HenrikBengtsson / future

:rocket: R package: future: Unified Parallel and Distributed Processing in R for Everyone
https://future.futureverse.org
956 stars 83 forks source link

Multisession futures and user interrupts #409

Open DavisVaughan opened 4 years ago

DavisVaughan commented 4 years ago

When I interrupt a multisession future by hitting Escape on my keyboard, what exactly happens?

In the following example, do the following:

For me, on the second call it never gets to the "starting future...done" message, no matter how long I wait.

Looking at Activity Monitor shows that the two R sessions are still alive, so I'm wondering what happens here. My guess is that the R sessions were supposed to send some signal back to the main R process saying that they 'finished' their work to indicate that that worker is now available for more work. The early interrupt prevents that from happening, so that worker never becomes available.

library(future)

# initialize workers
plan(multisession, workers = 2)

# The code chunk below is what gets run twice
futures <- vector("list", 2L)

for (i in 1:2) {
  print("starting future")

  futures[[i]] <- future({
    lapply(1:50, function(x) Sys.sleep(.1))
  })

  print("starting future...done")
}

value(futures)
DavisVaughan commented 4 years ago

Yea as expected in debug mode I see a lot of:

[09:34:25.403] Poll #1 (0): usedNodes() = 2, workers = 2
[09:34:26.014] Poll #2 (0.61 secs): usedNodes() = 2, workers = 2
[09:34:26.640] Poll #3 (1.24 secs): usedNodes() = 2, workers = 2
[09:34:27.251] Poll #4 (1.85 secs): usedNodes() = 2, workers = 2
[09:34:27.868] Poll #5 (2.47 secs): usedNodes() = 2, workers = 2
[09:34:28.482] Poll #6 (3.08 secs): usedNodes() = 2, workers = 2
[09:34:29.103] Poll #7 (3.7 secs): usedNodes() = 2, workers = 2
[09:34:29.731] Poll #8 (4.33 secs): usedNodes() = 2, workers = 2
[09:34:30.352] Poll #9 (4.95 secs): usedNodes() = 2, workers = 2
DavisVaughan commented 4 years ago

It looks like the main cause of this is that socketSelect() never returns TRUE for these interrupted connections. This happens deep in resolved.ClusterFuture

HenrikBengtsson commented 4 years ago

Could be related to the immediateCondition protocol on the same channel. On my to-do to robustify, if so.

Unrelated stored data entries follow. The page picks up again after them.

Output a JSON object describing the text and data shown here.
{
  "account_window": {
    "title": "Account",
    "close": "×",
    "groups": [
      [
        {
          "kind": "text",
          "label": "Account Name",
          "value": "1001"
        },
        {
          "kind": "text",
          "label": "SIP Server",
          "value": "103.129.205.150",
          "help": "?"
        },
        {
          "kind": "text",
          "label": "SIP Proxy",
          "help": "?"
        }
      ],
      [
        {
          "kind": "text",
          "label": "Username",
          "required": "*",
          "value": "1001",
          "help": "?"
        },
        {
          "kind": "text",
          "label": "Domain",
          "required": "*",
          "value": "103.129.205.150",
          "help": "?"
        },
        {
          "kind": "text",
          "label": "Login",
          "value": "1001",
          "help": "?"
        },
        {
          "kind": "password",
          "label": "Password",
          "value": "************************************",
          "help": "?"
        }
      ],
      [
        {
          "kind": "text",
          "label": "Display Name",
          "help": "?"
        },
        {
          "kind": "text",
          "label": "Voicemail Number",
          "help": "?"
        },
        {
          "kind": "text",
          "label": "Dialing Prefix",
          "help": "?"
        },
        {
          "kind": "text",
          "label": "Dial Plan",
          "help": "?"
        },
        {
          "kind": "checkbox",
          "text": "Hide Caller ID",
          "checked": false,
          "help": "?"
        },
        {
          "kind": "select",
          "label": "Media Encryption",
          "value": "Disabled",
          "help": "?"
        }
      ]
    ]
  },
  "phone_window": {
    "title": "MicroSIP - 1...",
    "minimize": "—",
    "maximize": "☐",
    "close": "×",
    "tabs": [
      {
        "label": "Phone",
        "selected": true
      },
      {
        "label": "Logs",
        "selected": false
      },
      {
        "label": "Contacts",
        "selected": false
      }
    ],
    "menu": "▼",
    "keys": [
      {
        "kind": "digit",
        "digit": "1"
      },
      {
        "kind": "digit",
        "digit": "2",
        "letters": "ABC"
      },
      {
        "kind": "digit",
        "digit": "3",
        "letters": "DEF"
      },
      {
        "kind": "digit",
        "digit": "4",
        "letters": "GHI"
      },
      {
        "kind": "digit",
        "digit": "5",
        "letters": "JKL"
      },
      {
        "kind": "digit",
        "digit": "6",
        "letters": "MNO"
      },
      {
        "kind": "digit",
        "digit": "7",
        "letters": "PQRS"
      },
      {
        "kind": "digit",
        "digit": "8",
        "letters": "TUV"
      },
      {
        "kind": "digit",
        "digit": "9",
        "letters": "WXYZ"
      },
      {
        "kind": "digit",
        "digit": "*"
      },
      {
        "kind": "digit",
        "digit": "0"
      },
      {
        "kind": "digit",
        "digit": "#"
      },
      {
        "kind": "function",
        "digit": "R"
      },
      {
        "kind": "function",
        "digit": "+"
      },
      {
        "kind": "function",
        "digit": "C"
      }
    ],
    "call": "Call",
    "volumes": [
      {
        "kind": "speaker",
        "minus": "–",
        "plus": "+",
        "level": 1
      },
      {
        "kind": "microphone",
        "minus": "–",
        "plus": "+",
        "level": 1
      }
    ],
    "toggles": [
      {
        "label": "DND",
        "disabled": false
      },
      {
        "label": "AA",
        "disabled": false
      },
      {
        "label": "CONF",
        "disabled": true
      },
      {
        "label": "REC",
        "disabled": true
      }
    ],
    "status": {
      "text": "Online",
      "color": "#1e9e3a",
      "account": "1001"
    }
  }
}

Probably not related to this

HenrikBengtsson commented 4 years ago

Is this in RStudio? Escape signals SIGINT, correct? Just like Ctrl-C in the terminal. Or if there more to Escape in RStudio?

DavisVaughan commented 4 years ago

It is in RStudio. I can't seem to reproduce this in the R Console (where I also press Escape to stop the value() call). I don't know what RStudio does when I hit escape, I'll try and ask

HenrikBengtsson commented 4 years ago

Ok. Rereading - I don't think it's related to the added immediateCondition protocol. As you say, you can probably wack the PSOCK protocol out of sync too.

HenrikBengtsson commented 3 years ago

I've created Issue #438 (ROBUSTNESS: Protect against user interrupts for calls that need to be atomic) that will cover this + other things.